La rutina de Gérard: cocinar para combatir el calor
A pesar de los 38 grados Celsius anunciados un día de junio, Gérard, de 86 años, decidió encender el horno. No muestra preocupación por la calidez, organizando su espacio con un ventilador estratégico y cerrando la puerta para mantener fresca a su esposa. “Hoy cocinaré una tortilla, y tal vez mañana una tarta de chocolate y pera”, dice con orgullo, manteniendo viva su pasión por la cocina.
Sin embargo, esa pasión no lo exime de los efectos de la canícula. “Es muy fatigante”, confiesa. Para él, el verano se siente más incómodo que el invierno, ya que no puede encontrar alivio en casa. Su secreto para sobrellevar la situación es mantenerse activo: “Cuando me diagnosticaron Parkinson, me dijeron que el bricolaje me ayudaría a no pensar en la enfermedad”, explica. Así, pasa su tiempo entre libros de recetas y programas de cocina. Su esposa, Marie-Claude, prefiere disfrutar de revistas y prensa. Ambos han encontrado maneras de adaptarse durante el calor.
Tadée: un hombre de exteriores convertido en un interior
A solo veinte minutos de Trespoux, Tadée vive solo en Pradines. Este polaco de 92 años, que ha vivido en su casa por medio siglo, ha tenido que cambiar radicalmente sus hábitos. “Antes solía trabajar en el jardín, pero ahora es imposible”, dice. Sin ventilador ni aire acondicionado, su única opción es lo que llama “climatización natural”: abre las ventanas al amanecer y cierra las cortinas para conservar la frescura durante el día.
Ahora, su día gira en torno a la gestión del calor.

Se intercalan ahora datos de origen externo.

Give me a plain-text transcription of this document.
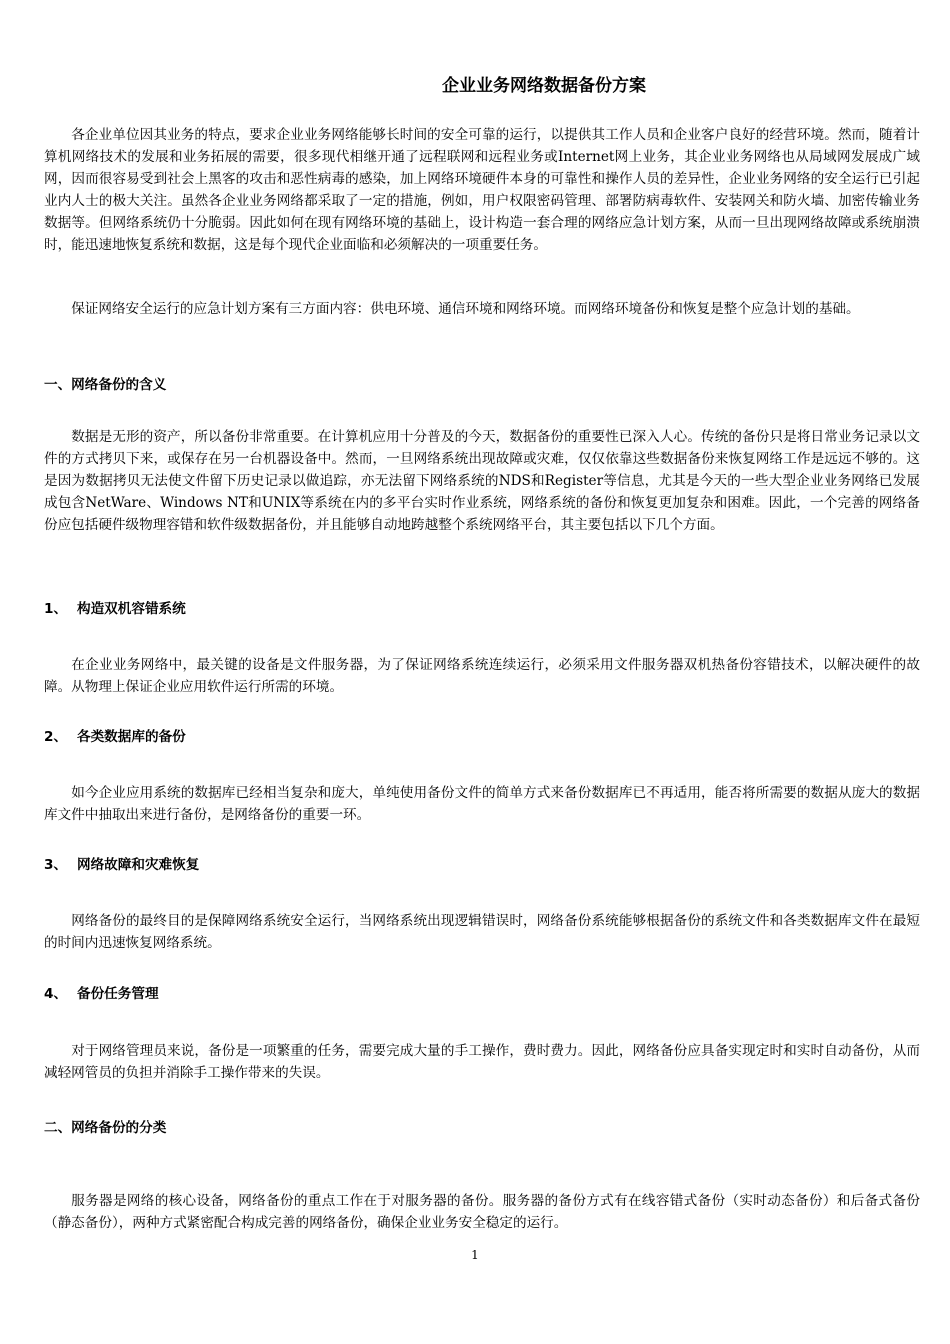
企业业务网络数据备份方案

各企业单位因其业务的特点，要求企业业务网络能够长时间的安全可靠的运行，以提供其工作人员和企业客户良好的经营环境。然而，随着计算机网络技术的发展和业务拓展的需要，很多现代相继开通了远程联网和远程业务或Internet网上业务，其企业业务网络也从局域网发展成广域网，因而很容易受到社会上黑客的攻击和恶性病毒的感染，加上网络环境硬件本身的可靠性和操作人员的差异性，企业业务网络的安全运行已引起业内人士的极大关注。虽然各企业业务网络都采取了一定的措施，例如，用户权限密码管理、部署防病毒软件、安装网关和防火墙、加密传输业务数据等。但网络系统仍十分脆弱。因此如何在现有网络环境的基础上，设计构造一套合理的网络应急计划方案，从而一旦出现网络故障或系统崩溃时，能迅速地恢复系统和数据，这是每个现代企业面临和必须解决的一项重要任务。

保证网络安全运行的应急计划方案有三方面内容：供电环境、通信环境和网络环境。而网络环境备份和恢复是整个应急计划的基础。

一、网络备份的含义

数据是无形的资产，所以备份非常重要。在计算机应用十分普及的今天，数据备份的重要性已深入人心。传统的备份只是将日常业务记录以文件的方式拷贝下来，或保存在另一台机器设备中。然而，一旦网络系统出现故障或灾难，仅仅依靠这些数据备份来恢复网络工作是远远不够的。这是因为数据拷贝无法使文件留下历史记录以做追踪，亦无法留下网络系统的NDS和Register等信息，尤其是今天的一些大型企业业务网络已发展成包含NetWare、Windows NT和UNIX等系统在内的多平台实时作业系统，网络系统的备份和恢复更加复杂和困难。因此，一个完善的网络备份应包括硬件级物理容错和软件级数据备份，并且能够自动地跨越整个系统网络平台，其主要包括以下几个方面。

1、 构造双机容错系统

在企业业务网络中，最关键的设备是文件服务器，为了保证网络系统连续运行，必须采用文件服务器双机热备份容错技术，以解决硬件的故障。从物理上保证企业应用软件运行所需的环境。

2、 各类数据库的备份

如今企业应用系统的数据库已经相当复杂和庞大，单纯使用备份文件的简单方式来备份数据库已不再适用，能否将所需要的数据从庞大的数据库文件中抽取出来进行备份，是网络备份的重要一环。

3、 网络故障和灾难恢复

网络备份的最终目的是保障网络系统安全运行，当网络系统出现逻辑错误时，网络备份系统能够根据备份的系统文件和各类数据库文件在最短的时间内迅速恢复网络系统。

4、 备份任务管理

对于网络管理员来说，备份是一项繁重的任务，需要完成大量的手工操作，费时费力。因此，网络备份应具备实现定时和实时自动备份，从而减轻网管员的负担并消除手工操作带来的失误。

二、网络备份的分类

服务器是网络的核心设备，网络备份的重点工作在于对服务器的备份。服务器的备份方式有在线容错式备份（实时动态备份）和后备式备份（静态备份），两种方式紧密配合构成完善的网络备份，确保企业业务安全稳定的运行。

1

Realiza pequeñas tareas de limpieza por la mañana y descansa por la tarde, evitando salir al exterior. Aunque vive solo, no está aislado: su hijo y la enfermera Caroline lo visitan todos los días, asegurándose de que todo esté en orden.

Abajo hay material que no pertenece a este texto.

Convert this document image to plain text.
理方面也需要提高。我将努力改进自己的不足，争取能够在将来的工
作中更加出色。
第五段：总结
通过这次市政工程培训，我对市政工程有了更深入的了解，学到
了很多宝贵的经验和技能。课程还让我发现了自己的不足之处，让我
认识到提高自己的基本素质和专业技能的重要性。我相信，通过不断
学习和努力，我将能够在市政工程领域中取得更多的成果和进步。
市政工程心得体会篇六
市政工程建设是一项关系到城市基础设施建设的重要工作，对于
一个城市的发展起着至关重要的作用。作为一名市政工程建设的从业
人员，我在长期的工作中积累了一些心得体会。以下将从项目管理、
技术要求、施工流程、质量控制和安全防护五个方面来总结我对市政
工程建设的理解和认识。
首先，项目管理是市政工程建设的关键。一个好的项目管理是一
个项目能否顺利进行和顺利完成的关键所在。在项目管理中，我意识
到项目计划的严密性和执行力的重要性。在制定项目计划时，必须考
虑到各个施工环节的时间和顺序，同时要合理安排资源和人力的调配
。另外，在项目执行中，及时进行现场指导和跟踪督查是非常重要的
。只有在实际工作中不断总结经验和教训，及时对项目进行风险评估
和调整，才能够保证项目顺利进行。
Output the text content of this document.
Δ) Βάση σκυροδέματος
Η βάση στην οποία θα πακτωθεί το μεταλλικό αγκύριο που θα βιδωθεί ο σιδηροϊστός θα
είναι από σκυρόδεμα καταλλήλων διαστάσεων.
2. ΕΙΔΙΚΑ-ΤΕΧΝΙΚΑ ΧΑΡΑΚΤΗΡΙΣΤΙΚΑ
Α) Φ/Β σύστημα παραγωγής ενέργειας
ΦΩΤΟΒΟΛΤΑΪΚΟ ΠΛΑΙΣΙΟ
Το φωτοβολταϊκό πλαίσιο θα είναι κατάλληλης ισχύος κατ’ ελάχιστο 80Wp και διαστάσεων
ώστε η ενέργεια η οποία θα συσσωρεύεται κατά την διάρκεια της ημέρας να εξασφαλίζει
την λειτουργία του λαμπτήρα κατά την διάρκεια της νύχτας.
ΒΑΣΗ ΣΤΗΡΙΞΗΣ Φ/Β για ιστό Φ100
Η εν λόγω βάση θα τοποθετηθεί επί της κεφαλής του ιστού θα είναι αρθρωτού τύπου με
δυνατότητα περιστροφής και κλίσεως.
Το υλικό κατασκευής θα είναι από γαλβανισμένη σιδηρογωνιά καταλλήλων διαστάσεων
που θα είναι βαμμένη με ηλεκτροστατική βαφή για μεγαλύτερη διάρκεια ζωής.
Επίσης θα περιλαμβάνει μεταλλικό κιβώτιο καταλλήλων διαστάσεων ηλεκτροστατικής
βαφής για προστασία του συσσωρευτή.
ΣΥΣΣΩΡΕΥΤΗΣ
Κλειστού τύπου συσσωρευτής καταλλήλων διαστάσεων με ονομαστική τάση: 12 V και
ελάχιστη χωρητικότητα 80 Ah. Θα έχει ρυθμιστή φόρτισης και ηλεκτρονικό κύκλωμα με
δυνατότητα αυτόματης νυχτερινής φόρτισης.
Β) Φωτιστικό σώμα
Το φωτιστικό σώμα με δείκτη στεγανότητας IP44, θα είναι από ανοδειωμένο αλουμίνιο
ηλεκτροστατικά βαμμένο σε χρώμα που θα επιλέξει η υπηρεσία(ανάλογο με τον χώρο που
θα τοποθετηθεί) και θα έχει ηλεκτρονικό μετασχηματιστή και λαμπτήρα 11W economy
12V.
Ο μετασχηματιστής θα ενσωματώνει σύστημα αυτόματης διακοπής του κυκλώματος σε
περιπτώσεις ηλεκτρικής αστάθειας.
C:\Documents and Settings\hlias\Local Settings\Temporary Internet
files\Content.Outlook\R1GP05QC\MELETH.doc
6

La labor solidaria de Caroline y la alcaldía de Trespoux
Caroline, la enfermera del pueblo, juega un papel crucial en el bienestar de los ancianos. Conociendo a sus pacientes desde hace años, visita a cada uno para ofrecer cuidados, pero también para charlar, creando un vínculo importante. “Conocen mi vida y yo la de ellos, eso es lo que más valoro de mi trabajo”, explica.

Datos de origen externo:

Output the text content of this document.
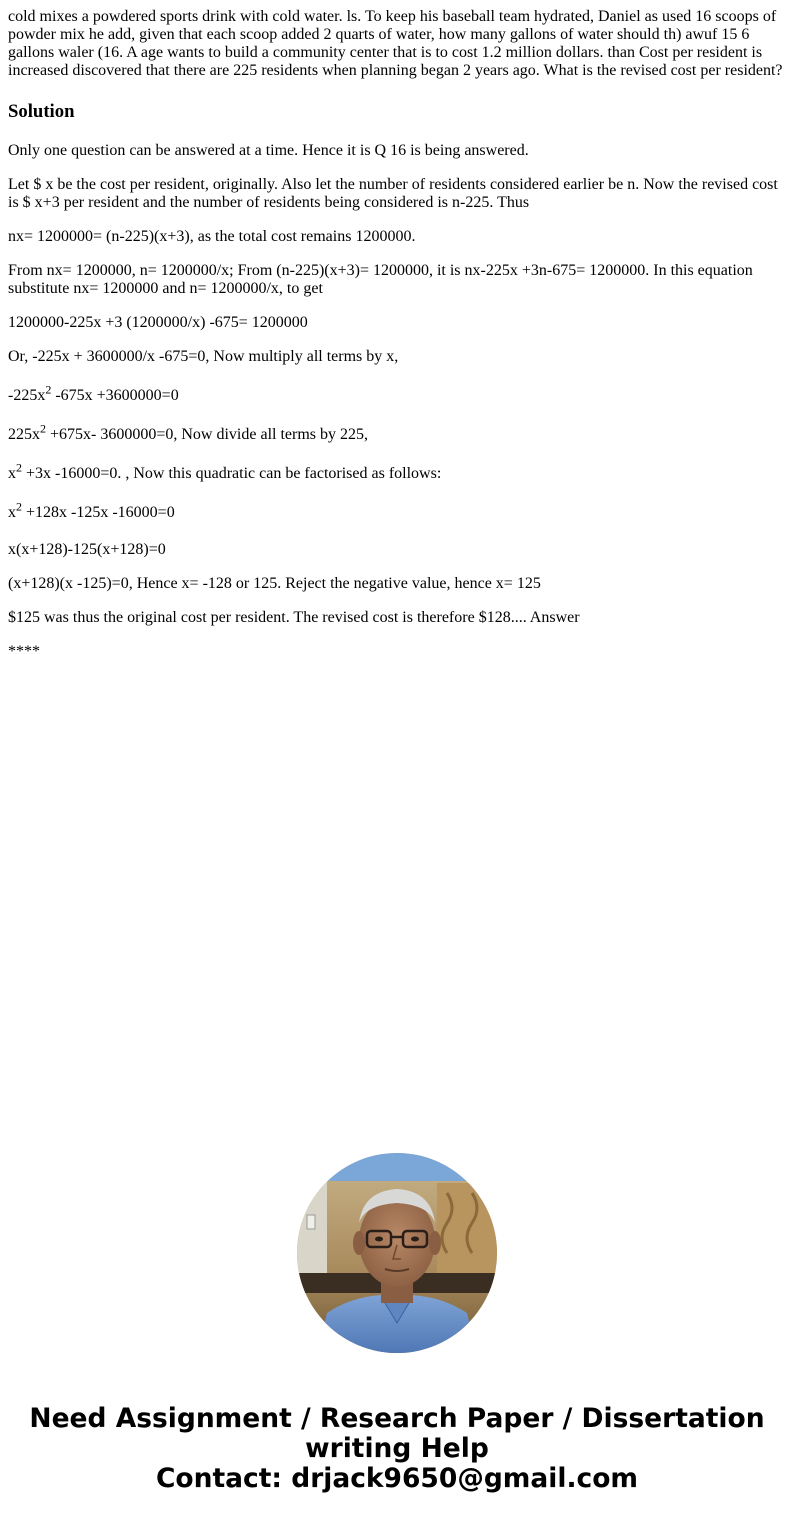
cold mixes a powdered sports drink with cold water. ls. To keep his baseball team hydrated, Daniel as used 16 scoops of powder mix he add, given that each scoop added 2 quarts of water, how many gallons of water should th) awuf 15 6 gallons waler (16. A age wants to build a community center that is to cost 1.2 million dollars. than Cost per resident is increased discovered that there are 225 residents when planning began 2 years ago. What is the revised cost per resident?

Solution

Only one question can be answered at a time. Hence it is Q 16 is being answered.

Let $ x be the cost per resident, originally. Also let the number of residents considered earlier be n. Now the revised cost is $ x+3 per resident and the number of residents being considered is n-225. Thus

nx= 1200000= (n-225)(x+3), as the total cost remains 1200000.

From nx= 1200000, n= 1200000/x; From (n-225)(x+3)= 1200000, it is nx-225x +3n-675= 1200000. In this equation substitute nx= 1200000 and n= 1200000/x, to get

1200000-225x +3 (1200000/x) -675= 1200000

Or, -225x + 3600000/x -675=0, Now multiply all terms by x,

$-225x^2$ -675x +3600000=0

$225x^2 +675x-$ 3600000=0, Now divide all terms by 225,

$x^2 +3x$ -16000=0. , Now this quadratic can be factorised as follows:

$x^2 +128x$ -125x -16000=0

x(x+128)-125(x+128)=0

(x+128)(x -125)=0, Hence x= -128 or 125. Reject the negative value, hence x= 125

$125 was thus the original cost per resident. The revised cost is therefore $128.... Answer

****

Need Assignment / Research Paper / Dissertation
writing Help
Contact: drjack9650@gmail.com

Además de su atención diaria, la alcaldía de Trespoux ha establecido un protocolo para hacer un seguimiento de los ancianos durante períodos de canícula. Junto con Caroline, realizan un seguimiento de los más vulnerables, identificando a aquellos que pueden necesitar ayuda adicional. Actualmente, cerca de cien personas mayores están registradas en esta lista de atención especial, deseando que las olas de calor pronto sean un recuerdo.
Conclusion
A pesar de los desafíos que la canícula presenta, la comunidad y los ancianos del Lot demuestran resiliencia y creatividad. Al mantenerse activos y apoyarse mutuamente, convierten un verano difícil en una oportunidad de conexión y cuidado colectivo.